Cinq semaines plus tôt, 22 cyclistes et six accompagnateurs étaient partis de Paris. Le Dakar, au Sénégal, paraissait encore bien loin. Comment se sentent 7.200 kilomètres en selle ? Tous ceux qui se trouvaient au départ en avaient une idée, mais aucune. Personne ne s'attendait à une tempête de grêle telle que celle qui s'est abattue sur le groupe dans les montagnes d'Andorre, obligeant certains à acheter des gants de ski pour pouvoir continuer à rouler. A Grenade, les cyclistes auraient plutôt eu besoin de canoës. Fin septembre, une dépression a inondé la ville de 150 fois plus d'eau que d'habitude.
Mais la plupart du temps, le soleil brillait pour le groupe. Ce matin-là aussi, à la périphérie de Fès, il se fraie un chemin à travers la nuit. A 5h30, les cyclistes sont assis à des tables de bière, sirotent du thé ou du café instantané, tartinent des galettes de pain poudrées de cannelle avec de la confiture ou du beurre de cacahuètes. Manger une autre banane ou plutôt préparer un muesli ? La 29e étape sera longue et parsemée de 2.230 mètres de dénivelé ! "Aujourd'hui, je ne vais pas survivre", pense le Canadien Alan Lunt, 73 ans, le doyen des participants, qui enfourche son vélo de course et s'élance avec les premiers à 6h30. Les plus lents peuvent partir jusqu'à une heure à l'avance, afin de ne pas atteindre l'arrivée de la journée trop longtemps après les vainqueurs de l'étape. Dans le groupe d'Alan, les vélos de course sont en minorité, beaucoup partent avec des vélos de randonnée, il y a un vélo de cross et un coureur de voyage. Dans le groupe d'Alan, personne ne s'émeut que le temps des participants soit chronométré. Leur objectif : arriver !

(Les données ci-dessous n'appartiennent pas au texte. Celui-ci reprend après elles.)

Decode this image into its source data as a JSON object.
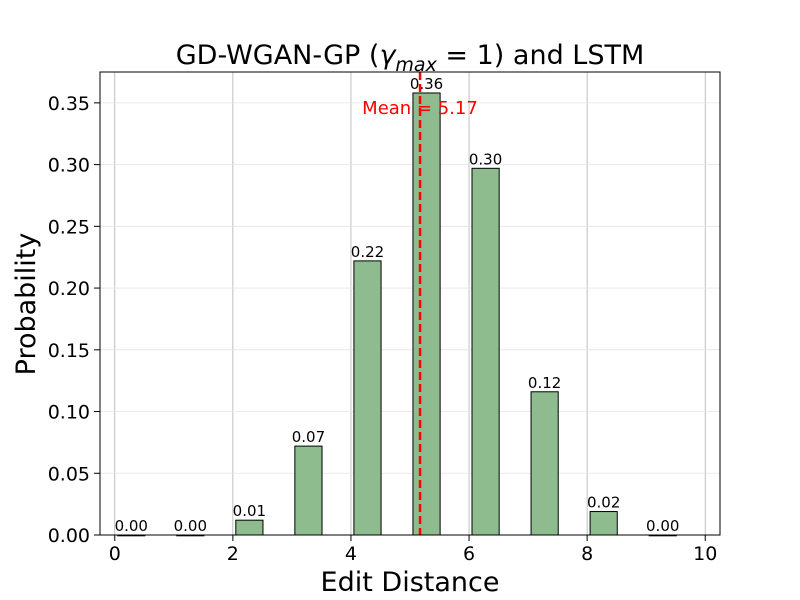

Les cinq qui sont en tête du classement général suivent une heure plus tard. Tranquillement, sans se presser. Les forces se mesurent en montagne - même si après cinq semaines, le classement semble déjà gravé dans le marbre. Le plus jeune, Eric Voutaz, 25 ans, a pris 52 minutes dans les Pyrénées sur son compatriote suisse David Imboden, de trois ans son aîné, suivi à quelques heures d'intervalle par le Belge Dirk Franckx (47), le Néo-Zélandais John Faulkner (53) et le Finlandais Kari Oksman (47). "La première semaine, le rythme n'était pas très élevé", se souvient David, "mais la deuxième, c'était la folie ! Je pensais qu'on ne tiendrait jamais dix semaines ! Puis, lors de la troisième, tout le monde a ralenti le rythme". Dirk Franckx : "Au début, j'étais le plus fort, Eric devait encore se roder. Maintenant, il est même plus rapide que David en montagne. Eh bien, ils ont 20 ans de moins que moi. Ils deviennent de plus en plus forts, moi de plus en plus faible". Le facteur maigrelet, un coureur qui ne s'entraîne que depuis un an avec son vélo de course, hausse les épaules. Parfois, il parvient toutefois à s'accrocher aux plus jeunes jusqu'à la ligne d'arrivée, telle une colle.
Eric, originaire de la partie francophone du Valais, explique alors dans un allemand cassé : "Pas de montagne, ça n'a pas de sens pour l'Attack aujourd'hui". Avant le Paris-Dakar, le jeune employé de banque ne connaissait pas son compatriote David, qui habite une vallée plus loin en Valais. L'organisateur Wilbert Bonné leur avait parlé l'un de l'autre. "Puis nous nous sommes rencontrés en février et avons fait une randonnée à ski", raconte David. Maintenant, ils forment une équipe, se laissent pousser la barbe et franchissent la ligne d'arrivée ensemble. "Qui a été le premier aujourd'hui, toi ou Eric ?", demande l'un d'eux. "Nous sommes arrivés ensemble", répond David. "Nous sommes un couple". Il hésite, réalise qu'il aurait dû dire "équipe" et enchaîne avec un sourire : "Ne le dites pas à ma copine, s'il vous plaît".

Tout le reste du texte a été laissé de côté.